Il vaut mieux avoir le moral pour attaquer ce roman. Car le roman débute fort dans le glauque, nous montrant l’un après l’autre le quotidien des deux personnages. Maben et Russell sont les deux piliers qui vont illustrer le propos de ce roman, deux personnages forts qui vont essayer de mener leur vie, voire de survivre dans un contexte qui leur est défavorable. Que ce soit Maben ou Russell, ils sont obligés de se prendre en charge, de se démener pour avancer. Mais il faut bien dire que la destinée ne leur est guère favorable. En effet, le hasard les place face à des situations qui les obligent à prendre des décisions dont ils ne verront les conséquences que plus tard.

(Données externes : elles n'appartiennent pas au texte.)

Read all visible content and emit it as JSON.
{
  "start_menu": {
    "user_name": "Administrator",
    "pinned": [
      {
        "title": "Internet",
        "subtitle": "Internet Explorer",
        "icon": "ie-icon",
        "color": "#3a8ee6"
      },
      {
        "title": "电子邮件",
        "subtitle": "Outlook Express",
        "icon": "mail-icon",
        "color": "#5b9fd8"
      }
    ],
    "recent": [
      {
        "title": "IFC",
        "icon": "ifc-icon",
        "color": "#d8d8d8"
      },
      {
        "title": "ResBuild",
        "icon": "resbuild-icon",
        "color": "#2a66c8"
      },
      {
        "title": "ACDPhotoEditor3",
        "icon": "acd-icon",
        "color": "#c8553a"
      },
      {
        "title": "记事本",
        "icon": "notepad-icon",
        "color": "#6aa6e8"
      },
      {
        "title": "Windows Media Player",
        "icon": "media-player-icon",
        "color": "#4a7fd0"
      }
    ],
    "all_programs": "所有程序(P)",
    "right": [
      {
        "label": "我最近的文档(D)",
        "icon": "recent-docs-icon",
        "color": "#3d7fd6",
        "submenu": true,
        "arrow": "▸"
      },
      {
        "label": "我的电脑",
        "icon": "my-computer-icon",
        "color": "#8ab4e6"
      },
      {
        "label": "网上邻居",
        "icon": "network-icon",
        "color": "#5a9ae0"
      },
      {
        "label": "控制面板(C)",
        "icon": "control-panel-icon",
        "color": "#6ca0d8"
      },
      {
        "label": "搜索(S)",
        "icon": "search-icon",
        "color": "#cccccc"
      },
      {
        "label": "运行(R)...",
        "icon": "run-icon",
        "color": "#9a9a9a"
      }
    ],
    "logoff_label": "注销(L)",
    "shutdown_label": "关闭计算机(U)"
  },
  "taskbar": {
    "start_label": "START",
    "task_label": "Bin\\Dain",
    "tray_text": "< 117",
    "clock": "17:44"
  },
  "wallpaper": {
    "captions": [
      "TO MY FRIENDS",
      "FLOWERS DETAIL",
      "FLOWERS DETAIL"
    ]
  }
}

La rencontre de ces deux personnages dans la deuxième moitié du livre ne va pas arranger les choses, voire poser des problèmes supplémentaires quant aux décisions à prendre pour chacun d’eux. Mais le message qui ressort de ce roman est que quelle que soit la volonté que vous mettiez à vous sortir de la mouise aux Etats Unis, vous serez balayé par la vague à partir du moment où au départ, vous avez fait le mauvais choix, celui qui va vous poursuivre toute votre vie. Russell et Maben sont comme deux boules de flipper qui ne maitrisent pas tout de leur itinéraire.

Pour autant, tous les personnages qui gravitent autour d’eux ne sont pas tous méchants mais ont tous un impact sur leur destinée. Jamais l’auteur ne va juger leurs opinions ou leurs actes, et juste se contenter de faire avancer son intrigue. Tous sans exception ont leur rôle à jouer dans ce drame, et tous sont impeccablement présents et impeccablement décrits. Tout ceci confère à ce roman un plongée dans la campagne américaine, celle qui vit quasiment en autarcie et où la vie se résume à se démerder pour s’en sortir.

Avant que vous vous jetiez sur votre libraire pour acquérir ce roman, il faut que vous sachiez que le style de l’auteur est du genre détaillé. Il va en effet décrire avec minutie chaque petit geste, chaque petite réaction, à l’aide de petite phrase, parfois sans sujet. Si cela n’est pas déconcertant à la lecture et permet de se plonger dans une scène, cela peut en rebuter certains qui trouveront ce roman un peu bavard. Bref essayez le, vous devriez l’adopter.